Republican presidential candidate Donald Trump might be highly controversial, but given his runaway success with right-wing voters, it’s also clear that he has a solid and devoted following. While Trump’s campaign is being criticized daily for a seemingly-unlimited number of reasons (allegations of racism, misogyny, bullying, encouraging violence and hatred, etc.), it hasn’t seemed to do much to affect Trump’s popularity. But hacktivist group Anonymous, for one, seems to have had enough. According to Mic, Anonymous declared “total war” on Trump Wednesday, vowing to bring down his campaign. But how is Anonymous going to attack Donald Trump? According to a video message released by the group, the cyberattack — referred to as #OpTrump — will attempt to dismantle Trump’s online presence, as well as his personal image by “[exposing] what he doesn't want the public to know.” Anonymous has encouraged everyone, regardless of hacking experience, to join the effort, and has also set a timeline for the takedown: April 1.
The video clip released by the collective features an individual wearing Anonymous' signature Guy Fawkes mask, outlining the plan and calling out Trump for running an “inconsistent and hateful campaign,” which has “not only shocked the United States of America, [but] the entire planet.” Calling the message “a call to arms,” the group said viewers are encouraged to join its effort “to shut down his websites...dismantle his campaign and sabotage his brand.”
Twitter was buzzing with anticipation over the news Wednesday morning, with many excited at the prospect of Anonymous getting involved to take down Trump. But this isn’t actually the first time the group has targeted Trump during his campaign: according to The Guardian, Anonymous hit back against Trump’s plan to ban all Muslims from entering the U.S. following the mass shooting in San Bernardino, California, in December 2015. As retaliation for the anti-Muslim remarks, Anonymous hacked the website for Trump Tower in New York, bringing it offline using a distributed denial of service attack (DDoS), which “overwhelms a site’s servers using bogus traffic.”
Anonymous-affiliated hackers also allegedly accessed Donald Trump’s voicemail in early March. According to Gawker, who received the messages, the hacker’s goal was to make them public to show the candidate’s supposed “cozy relationships” with the liberal media he claims to stand against.
There’s no doubt that Anonymous is a powerful network of individuals capable of hacking into, well, almost anything, and causing pretty significant damage. But will this latest promise of action actually be able to put a big enough dent in Trump’s overwhelming popularity among Republican voters? After all, Trump has been on the receiving end of plenty of criticism — even from other Republicans — and yet, his polling numbers still continue to soar. In fact, the Washington Post noted in December that the more Trump is criticized, the stronger the resolution of his supporters gets, likely because the criticism feeds into Trump’s anti-establishment, “us vs. them” rhetoric.
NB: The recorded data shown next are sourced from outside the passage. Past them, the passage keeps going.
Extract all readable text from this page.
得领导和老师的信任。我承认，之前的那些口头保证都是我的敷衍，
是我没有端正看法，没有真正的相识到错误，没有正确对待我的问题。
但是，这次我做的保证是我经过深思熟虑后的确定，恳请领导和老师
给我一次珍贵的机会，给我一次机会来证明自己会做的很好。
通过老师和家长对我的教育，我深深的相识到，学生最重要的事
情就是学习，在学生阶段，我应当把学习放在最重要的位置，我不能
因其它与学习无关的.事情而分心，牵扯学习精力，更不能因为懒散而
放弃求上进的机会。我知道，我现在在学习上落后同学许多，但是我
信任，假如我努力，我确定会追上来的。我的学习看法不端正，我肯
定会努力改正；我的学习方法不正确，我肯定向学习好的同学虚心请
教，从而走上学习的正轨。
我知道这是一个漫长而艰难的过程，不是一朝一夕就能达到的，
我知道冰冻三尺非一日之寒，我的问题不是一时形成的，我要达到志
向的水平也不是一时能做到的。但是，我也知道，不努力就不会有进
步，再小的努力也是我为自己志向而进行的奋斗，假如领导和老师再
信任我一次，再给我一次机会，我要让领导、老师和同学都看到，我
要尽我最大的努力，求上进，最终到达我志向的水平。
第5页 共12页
So even if Anonymous’ #OpTrump is successful, it still might not end up having the effect it intends.
But, regardless of the outcome, Anonymous’ message is still important, and reflective of a sentiment that many people in the country are feeling — concern about his message and what that represents, even if he doesn’t become the POTUS. Outward, blatant racism that now somehow seems more acceptable; sexism; discrimination; and just — let’s face it — general meanness, has been ushered into the public conversation along with Trump’s campaign. And it’s hard to believe that anyone, at this point, will truly be able to turn it around (and — dare I say it — make America great again).